The Value of 2022: Ranking the Ranked

There was this nice string of days last week that went Vols in Omaha –> Julian Phillips in the NBA Draft –> Phil Steele arrives in my mailbox. Because the joyful weight of an #everythingschool is felt most on the calendar. This is June 29, and it’s time to talk about football. In a number of seasons past, that conversation started somewhere before March 29.

So here’s something else we’re going to have to get used to: I want to talk about 2023, but I’m not entirely sure we’re done having fun talking about 2022.

A couple of weeks ago, Bill Connelly released a version of his historical SP+ data based on points scored and points allowed, using it in re-ranking the best teams of each decade. It’s simplified from the week-to-week ratings we look at often each fall, but still informative, especially in comparing one season to the next. Not all 8-4s are created equal. As it turns out, not all 11-2s are either: the 2022 Vols rank third all-time at Tennessee.

Those of us who were around for the 90s (or 1970, still the all-time SP+ king of Knoxville) will shrug off this suggestion initially I’m sure; I did too. Last year was amazing, but whoa whoa on calling it the third-best in school history and all that. When we looked at a version of this data seven years ago at Rocky Top Talk, we found an example I’ve cited frequently since then: Tennessee’s highest-rated team of the 90s in SP+ wasn’t the national champs or one led by Peyton Manning. It was Heath Shuler’s 1993 squad. They’re still second overall in the updated rankings today, one spot ahead of 2022. That group tied #2 Alabama and lost a 41-34 shootout at #9 Florida. But in the regular season, they hot-knife-through-buttered absolutely everyone else.

So maybe think of it this way: play-for-play, Saturday-for-Saturday, who would the opponent least like to see running through the T? That ’93 squad, with Shuler the Heisman runner-up, is definitely on that list.

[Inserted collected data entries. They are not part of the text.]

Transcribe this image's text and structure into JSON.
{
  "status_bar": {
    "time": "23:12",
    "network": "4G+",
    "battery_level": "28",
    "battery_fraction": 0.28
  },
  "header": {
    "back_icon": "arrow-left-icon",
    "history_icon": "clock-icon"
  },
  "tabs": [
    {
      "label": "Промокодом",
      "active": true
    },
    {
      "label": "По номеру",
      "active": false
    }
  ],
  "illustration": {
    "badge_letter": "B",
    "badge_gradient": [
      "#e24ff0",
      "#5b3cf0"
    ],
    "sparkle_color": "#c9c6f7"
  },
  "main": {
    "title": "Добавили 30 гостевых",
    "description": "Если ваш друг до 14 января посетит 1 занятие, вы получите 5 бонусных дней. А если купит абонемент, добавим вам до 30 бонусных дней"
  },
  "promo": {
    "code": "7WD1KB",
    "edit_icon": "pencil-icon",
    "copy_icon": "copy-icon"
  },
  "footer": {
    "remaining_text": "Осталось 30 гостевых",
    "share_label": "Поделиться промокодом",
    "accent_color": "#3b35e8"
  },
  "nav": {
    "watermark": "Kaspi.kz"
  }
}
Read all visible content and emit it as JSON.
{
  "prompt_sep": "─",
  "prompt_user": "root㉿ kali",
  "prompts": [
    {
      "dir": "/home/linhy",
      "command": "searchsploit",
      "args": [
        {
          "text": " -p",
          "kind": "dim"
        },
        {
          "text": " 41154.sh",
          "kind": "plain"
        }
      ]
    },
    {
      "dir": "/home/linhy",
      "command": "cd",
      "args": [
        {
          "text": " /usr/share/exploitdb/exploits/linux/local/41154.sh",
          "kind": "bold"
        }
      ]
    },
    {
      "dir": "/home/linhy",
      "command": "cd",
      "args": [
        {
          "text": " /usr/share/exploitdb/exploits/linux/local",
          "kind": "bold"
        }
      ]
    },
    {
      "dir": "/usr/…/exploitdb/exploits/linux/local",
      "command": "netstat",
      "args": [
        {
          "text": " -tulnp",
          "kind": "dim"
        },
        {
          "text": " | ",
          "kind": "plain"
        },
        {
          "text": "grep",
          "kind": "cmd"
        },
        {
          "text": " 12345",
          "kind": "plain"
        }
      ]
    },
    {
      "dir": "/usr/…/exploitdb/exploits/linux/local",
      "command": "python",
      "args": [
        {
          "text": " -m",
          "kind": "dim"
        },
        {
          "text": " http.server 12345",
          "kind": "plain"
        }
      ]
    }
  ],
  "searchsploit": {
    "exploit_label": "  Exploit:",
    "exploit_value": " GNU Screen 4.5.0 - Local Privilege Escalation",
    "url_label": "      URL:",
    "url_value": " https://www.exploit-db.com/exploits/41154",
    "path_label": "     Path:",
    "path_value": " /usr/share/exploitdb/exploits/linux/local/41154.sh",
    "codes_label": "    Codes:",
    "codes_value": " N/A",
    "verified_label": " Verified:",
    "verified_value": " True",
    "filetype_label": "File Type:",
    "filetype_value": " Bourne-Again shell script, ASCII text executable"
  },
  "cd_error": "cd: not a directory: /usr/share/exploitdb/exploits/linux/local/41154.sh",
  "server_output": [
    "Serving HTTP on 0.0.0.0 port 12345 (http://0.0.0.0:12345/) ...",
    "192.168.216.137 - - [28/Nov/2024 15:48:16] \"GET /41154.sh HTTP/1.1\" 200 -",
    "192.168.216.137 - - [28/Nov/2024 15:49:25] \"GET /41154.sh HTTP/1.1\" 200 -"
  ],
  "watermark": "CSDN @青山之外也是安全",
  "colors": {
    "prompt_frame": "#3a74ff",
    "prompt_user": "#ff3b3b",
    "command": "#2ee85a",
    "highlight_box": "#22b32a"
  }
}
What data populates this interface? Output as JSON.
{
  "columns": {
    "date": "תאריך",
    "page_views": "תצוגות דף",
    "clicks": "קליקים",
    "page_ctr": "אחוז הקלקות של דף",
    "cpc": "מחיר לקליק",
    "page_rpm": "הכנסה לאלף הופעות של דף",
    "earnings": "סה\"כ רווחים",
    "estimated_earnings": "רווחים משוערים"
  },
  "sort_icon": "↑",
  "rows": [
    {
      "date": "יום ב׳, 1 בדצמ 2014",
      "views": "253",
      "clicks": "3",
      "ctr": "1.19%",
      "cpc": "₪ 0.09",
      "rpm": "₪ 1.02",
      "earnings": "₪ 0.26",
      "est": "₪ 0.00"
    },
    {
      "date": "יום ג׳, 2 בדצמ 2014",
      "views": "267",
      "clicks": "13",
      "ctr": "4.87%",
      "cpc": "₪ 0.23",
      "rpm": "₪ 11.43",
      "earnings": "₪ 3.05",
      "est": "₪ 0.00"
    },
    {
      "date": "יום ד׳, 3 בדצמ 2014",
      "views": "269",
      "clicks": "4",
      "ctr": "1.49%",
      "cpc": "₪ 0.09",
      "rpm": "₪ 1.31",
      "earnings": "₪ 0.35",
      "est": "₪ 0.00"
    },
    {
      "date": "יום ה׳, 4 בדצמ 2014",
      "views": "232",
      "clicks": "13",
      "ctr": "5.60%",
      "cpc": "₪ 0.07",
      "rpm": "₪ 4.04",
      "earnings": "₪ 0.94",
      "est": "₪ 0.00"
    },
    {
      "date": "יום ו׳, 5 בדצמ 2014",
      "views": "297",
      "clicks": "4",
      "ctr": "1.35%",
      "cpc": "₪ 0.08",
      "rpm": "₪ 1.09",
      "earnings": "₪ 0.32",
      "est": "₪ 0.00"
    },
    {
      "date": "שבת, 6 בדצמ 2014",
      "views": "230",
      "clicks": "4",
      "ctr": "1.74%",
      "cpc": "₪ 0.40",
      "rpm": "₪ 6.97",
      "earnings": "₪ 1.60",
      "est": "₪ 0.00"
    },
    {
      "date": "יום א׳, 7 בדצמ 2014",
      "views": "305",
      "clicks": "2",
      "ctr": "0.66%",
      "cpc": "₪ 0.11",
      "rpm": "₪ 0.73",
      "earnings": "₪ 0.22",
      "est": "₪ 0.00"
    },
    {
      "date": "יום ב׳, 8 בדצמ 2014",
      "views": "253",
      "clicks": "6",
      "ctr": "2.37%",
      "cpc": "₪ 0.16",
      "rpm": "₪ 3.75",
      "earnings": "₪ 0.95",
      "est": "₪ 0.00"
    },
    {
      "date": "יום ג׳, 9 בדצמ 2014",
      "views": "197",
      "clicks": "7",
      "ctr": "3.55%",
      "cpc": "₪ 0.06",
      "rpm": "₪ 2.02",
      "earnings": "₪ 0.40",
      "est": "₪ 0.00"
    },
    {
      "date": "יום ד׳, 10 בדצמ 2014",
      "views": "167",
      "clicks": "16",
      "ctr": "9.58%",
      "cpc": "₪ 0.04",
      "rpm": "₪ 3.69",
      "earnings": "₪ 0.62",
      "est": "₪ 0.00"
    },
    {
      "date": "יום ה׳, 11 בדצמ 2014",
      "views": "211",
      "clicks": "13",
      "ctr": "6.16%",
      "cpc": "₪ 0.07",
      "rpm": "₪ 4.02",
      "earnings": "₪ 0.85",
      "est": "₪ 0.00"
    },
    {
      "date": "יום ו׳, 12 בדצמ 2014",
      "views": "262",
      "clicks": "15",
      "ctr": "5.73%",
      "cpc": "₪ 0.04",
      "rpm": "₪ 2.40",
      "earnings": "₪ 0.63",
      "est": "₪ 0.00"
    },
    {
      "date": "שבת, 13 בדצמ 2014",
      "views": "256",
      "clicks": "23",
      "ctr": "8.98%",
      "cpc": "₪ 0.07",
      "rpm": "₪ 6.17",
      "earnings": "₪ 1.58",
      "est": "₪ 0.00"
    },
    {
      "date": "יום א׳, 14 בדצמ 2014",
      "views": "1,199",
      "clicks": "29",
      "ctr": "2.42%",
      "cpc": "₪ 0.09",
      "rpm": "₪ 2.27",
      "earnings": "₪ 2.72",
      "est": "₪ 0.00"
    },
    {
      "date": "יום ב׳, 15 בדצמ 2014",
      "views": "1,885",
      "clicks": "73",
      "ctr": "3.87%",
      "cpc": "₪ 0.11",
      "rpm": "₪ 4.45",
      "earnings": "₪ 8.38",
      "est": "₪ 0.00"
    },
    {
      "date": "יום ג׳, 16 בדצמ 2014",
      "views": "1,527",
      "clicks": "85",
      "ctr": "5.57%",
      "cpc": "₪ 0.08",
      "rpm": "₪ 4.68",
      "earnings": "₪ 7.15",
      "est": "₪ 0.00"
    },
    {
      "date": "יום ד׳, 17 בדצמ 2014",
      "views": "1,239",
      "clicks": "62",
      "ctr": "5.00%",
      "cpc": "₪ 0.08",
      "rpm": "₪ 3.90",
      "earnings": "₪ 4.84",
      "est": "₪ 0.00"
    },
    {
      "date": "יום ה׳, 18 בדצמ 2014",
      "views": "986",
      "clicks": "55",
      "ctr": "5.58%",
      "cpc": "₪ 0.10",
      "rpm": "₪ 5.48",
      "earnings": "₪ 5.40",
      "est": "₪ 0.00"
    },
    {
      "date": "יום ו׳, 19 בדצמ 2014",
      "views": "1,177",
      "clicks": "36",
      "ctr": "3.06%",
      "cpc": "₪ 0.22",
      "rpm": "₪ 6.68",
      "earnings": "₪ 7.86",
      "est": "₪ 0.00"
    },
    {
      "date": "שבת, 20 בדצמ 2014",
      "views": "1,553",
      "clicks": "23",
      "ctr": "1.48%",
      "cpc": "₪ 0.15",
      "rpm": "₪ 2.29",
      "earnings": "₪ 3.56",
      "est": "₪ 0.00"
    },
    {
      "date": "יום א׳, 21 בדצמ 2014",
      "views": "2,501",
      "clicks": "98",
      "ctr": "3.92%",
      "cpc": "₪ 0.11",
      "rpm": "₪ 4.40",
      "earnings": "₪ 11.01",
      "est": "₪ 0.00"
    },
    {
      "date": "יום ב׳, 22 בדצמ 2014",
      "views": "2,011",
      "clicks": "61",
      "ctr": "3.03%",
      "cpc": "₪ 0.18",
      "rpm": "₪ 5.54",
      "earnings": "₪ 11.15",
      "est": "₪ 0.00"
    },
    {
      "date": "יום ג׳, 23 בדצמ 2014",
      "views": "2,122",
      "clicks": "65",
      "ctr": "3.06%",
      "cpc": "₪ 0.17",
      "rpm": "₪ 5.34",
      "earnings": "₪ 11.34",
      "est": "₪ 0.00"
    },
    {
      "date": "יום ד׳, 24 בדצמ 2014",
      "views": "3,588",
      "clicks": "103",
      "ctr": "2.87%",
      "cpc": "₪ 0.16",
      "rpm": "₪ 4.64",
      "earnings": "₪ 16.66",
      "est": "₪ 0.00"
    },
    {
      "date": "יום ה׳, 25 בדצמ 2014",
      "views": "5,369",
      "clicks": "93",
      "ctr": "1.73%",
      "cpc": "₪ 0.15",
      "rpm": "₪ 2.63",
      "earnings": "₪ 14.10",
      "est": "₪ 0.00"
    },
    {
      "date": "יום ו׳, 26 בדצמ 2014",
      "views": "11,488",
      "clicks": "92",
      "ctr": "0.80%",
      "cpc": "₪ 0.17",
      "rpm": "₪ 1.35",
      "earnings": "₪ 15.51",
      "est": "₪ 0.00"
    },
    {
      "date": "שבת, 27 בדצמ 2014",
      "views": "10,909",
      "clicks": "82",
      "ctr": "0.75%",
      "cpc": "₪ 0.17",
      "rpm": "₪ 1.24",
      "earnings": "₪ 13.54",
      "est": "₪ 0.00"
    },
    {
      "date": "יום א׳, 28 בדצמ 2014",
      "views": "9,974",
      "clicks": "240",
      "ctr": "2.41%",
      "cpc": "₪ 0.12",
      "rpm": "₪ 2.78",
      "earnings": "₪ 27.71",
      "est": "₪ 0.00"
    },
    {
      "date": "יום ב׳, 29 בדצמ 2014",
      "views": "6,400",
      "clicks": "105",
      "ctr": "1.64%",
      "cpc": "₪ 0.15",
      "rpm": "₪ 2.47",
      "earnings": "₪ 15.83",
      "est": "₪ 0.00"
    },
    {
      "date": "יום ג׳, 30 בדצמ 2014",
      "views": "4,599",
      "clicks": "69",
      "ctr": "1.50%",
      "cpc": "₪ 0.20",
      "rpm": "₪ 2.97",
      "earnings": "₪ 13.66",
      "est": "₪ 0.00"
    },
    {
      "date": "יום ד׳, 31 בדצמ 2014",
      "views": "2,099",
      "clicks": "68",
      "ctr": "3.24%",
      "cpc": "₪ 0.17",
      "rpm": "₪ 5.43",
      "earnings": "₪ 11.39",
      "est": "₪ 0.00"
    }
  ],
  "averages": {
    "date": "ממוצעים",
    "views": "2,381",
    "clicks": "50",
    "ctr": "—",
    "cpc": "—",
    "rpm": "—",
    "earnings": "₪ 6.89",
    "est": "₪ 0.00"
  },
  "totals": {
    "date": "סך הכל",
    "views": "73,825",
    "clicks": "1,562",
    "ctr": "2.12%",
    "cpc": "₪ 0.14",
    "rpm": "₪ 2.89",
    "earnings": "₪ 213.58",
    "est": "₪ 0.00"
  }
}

That’s now 30 years ago, maybe too far away for a clean comparison. And we’re still too close to last fall, too tied up in the giddiness of our feelings of what Tennessee Football won back. Maybe SP+ is your jam, maybe it’s not. But how else might we quantify last fall’s success, and corroborate the incredible leap we find in those ratings?

Consider this: the AP Poll went to 25 teams in 1989. Since then, only seven Tennessee teams beat multiple ranked foes by 3+ possessions (17+ points).

By my count, the Vols did it five times in the 1990s:

  • 1993: #22 Georgia 38-6 & #13 Louisville 45-10
  • 1994: #24 Georgia 41-23 & #17 Virginia Tech 45-23
  • 1995: #18 Arkansas 49-31 & #12 Alabama 41-14
  • 1997: #13 Georgia 38-13 & #20 Southern Miss 44-20
  • 1999: #10 Georgia 37-20 & #24 Notre Dame 38-14

Before last year, Tennessee most recently accomplished this feat in 2006. And that group probably has the best one-two punch: #9 California in the opener 35-18, #10 Georgia on the road 51-33. (Shout out to the 1985 SugarVols, before the Top 25 era, who smashed #1 Auburn 38-20 and #2 Miami 35-7. That’s pretty good.)

But last year, the 2022 Vols became the only Tennessee team of the Top 25 era to beat three ranked teams by at least three possessions:

  • #25 LSU 40-13
  • #19 Kentucky 44-6
  • #7 Clemson 31-14

Some like to nitpick the value of wins using a team’s ranking the week of the game, and I get that, to some degree, at the end of the year. I think it’s foolish to discount that in the moment, however: beating a ranked team is a significant percentage of the why behind the fun. And while Kentucky may have finished just 7-6, LSU was plenty good as SEC West champs; Clemson was the season finale.

Also, as you may recall, we beat Bama; I don’t think the 2022 team is in extreme danger of being overvalued.

Whatever your thoughts on SP+ and 2022’s ranking all-time at UT – which, pun intended, isn’t always oranges to oranges – we continue to find ways to say that what happened last fall wasn’t just being back, but being present. That group last year was in the championship conversation. They got there by beating more ranked teams by more points than any Tennessee team we’ve seen come before.

And that continues to make me believe Tennessee will make themselves right at home in that conversation going forward.